Journée funeste, après avoir dit au revoir à notre ami Pierre, je raccompagne mes camarades à la Gare des Guillemins… Diantre ! Déjà 12h30 ! Les estomacs crient famine ! On croque ? On craque ? On ne va pas chercher midi à quatorze heure, le Grand Café de la Gare est à une portée de quai, le temps de changer d’aiguillages et nous voilà installé dans ce buffet somme toute très moderne, un peu à l’image que Calatrava a insufflé aux Guillemins. Ce n’est pas ma première visite, je suis confiant sur la qualité des mets et du service. Nous sommes rapidement pris en main par une sympathique brigade qui court de table en table, prend et passe commande de l’autre côté de cet interminable comptoir qui sépare la salle des cuisines ouvertes.

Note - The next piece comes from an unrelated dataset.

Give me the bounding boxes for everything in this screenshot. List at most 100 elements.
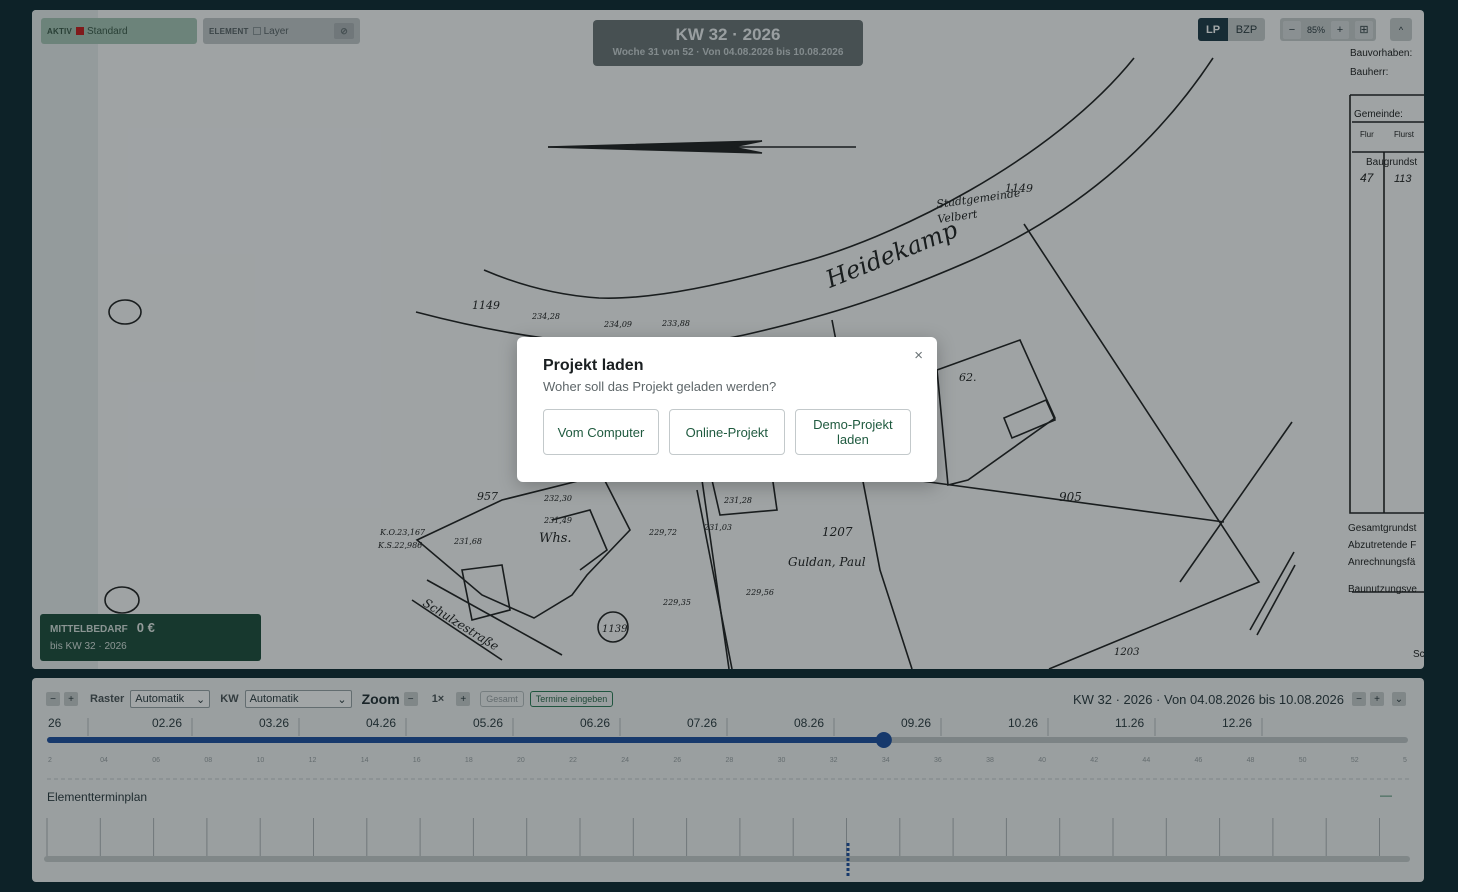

Nous serons très local et très gaulois ce midi et presque tous sur la même longueur d’onde. Nous évoquons le goût de Pierre pour les abats et la cuisine rustique de terroir. Nous lui rendrons, par notre commande, un hommage bien mérité. Pour entamer ce moment magique, Quai 2, nous sommes en partance pour de délicieux Fondus au Fromage de Herve… mais dans la foulée, ne voilà-t-il pas qu’on nous appelle au Quai 9 ¾ ? Une voix nasillarde au possible débite un flot de paroles où nous croyons entendre que les passagers pour les Andouillettes charcutières A.A.A.A.A. à la moutarde à l’ancienne, accompagnées de frites maison, ainsi que ceux pour les Rognons de veau à la liégeoise avec pommes sautées vont être servis imminemment. Nous ne nous faisons pas prier, couverts en main, nous sommes fin prêts ! Ah mes amis ! Quel régal ! L’Andouillette est proche de la perfection !
Pour les curieuses neuzes, on pourrait penser que l’appellation 5A serait le top de l’andouillette, et qu’il existerait des 4A, voire encore des 3A… Que nenni ! Il faut savoir que l’andouillette ne bénéficie ni de l’AOC ni de l’IGP, elle n’a que la dénomination « 5A » pour se défendre. Ce pseudo « diplôme » non officiel est une garantie de qualité pour les professionnels du secteur et pour les consommateurs. L’Association Amicale des Amateurs d’Andouillettes Authentiques fut créée à la fin des années 1960. Elle signale avec le sigle « AAAAA » les andouillettes jugées de qualité gustative supérieure. On raconte que le nom de l’Association serait venu à ses fondateurs après que l’un d’eux, Henri Clos-Jouve, lyonnais et bon-vivant, ponctue d’un rire communicatif « Ah ! Ah ! Ah ! Ah ! Ah ! » l’un des diners où tous se délectaient d’andouillettes. A quoi ça tient parfois ! (Smiley !)
La cuisine liégeoise est une cuisine populaire, simple, sans sophistication. Parmi les grandes spécialités, on notera les rognons à la liégeoise. Les ingrédients en sus des rognons eux-mêmes, du pèket de Liège, des baies de genévrier, des oignons perlés, des lardons et des champignons. Après une dégustation de ce mets sympathique, vous pourrez vous laissez conter que les rognons de veau à la liégeoise sont emblématiques de l’héritage culinaire de la Cité Ardente et reflètent une culture qui valorise les produits locaux et les méthodes de cuisson traditionnelles. Et maintenant, répétez après moi : « Nom di Dju, c’est crevé bon ! D’ja bin magni, d’ji va rimni ! »
Du côté de la théorie des fluides, Pierre portera son choix sur un Gigondas, Domaine du Cayron, de 2020, un vin élaboré au départ de vieilles vignes d’au moins 40 ans d’âge, et vendangées à la main, afin de créer cet assemblage de Grenache, Syrah, Cinsault et Mourvèdre, qui titre tout de même à 14.5%. Il nous fut servi trop frais, mais la deuxième quille fut parfaite.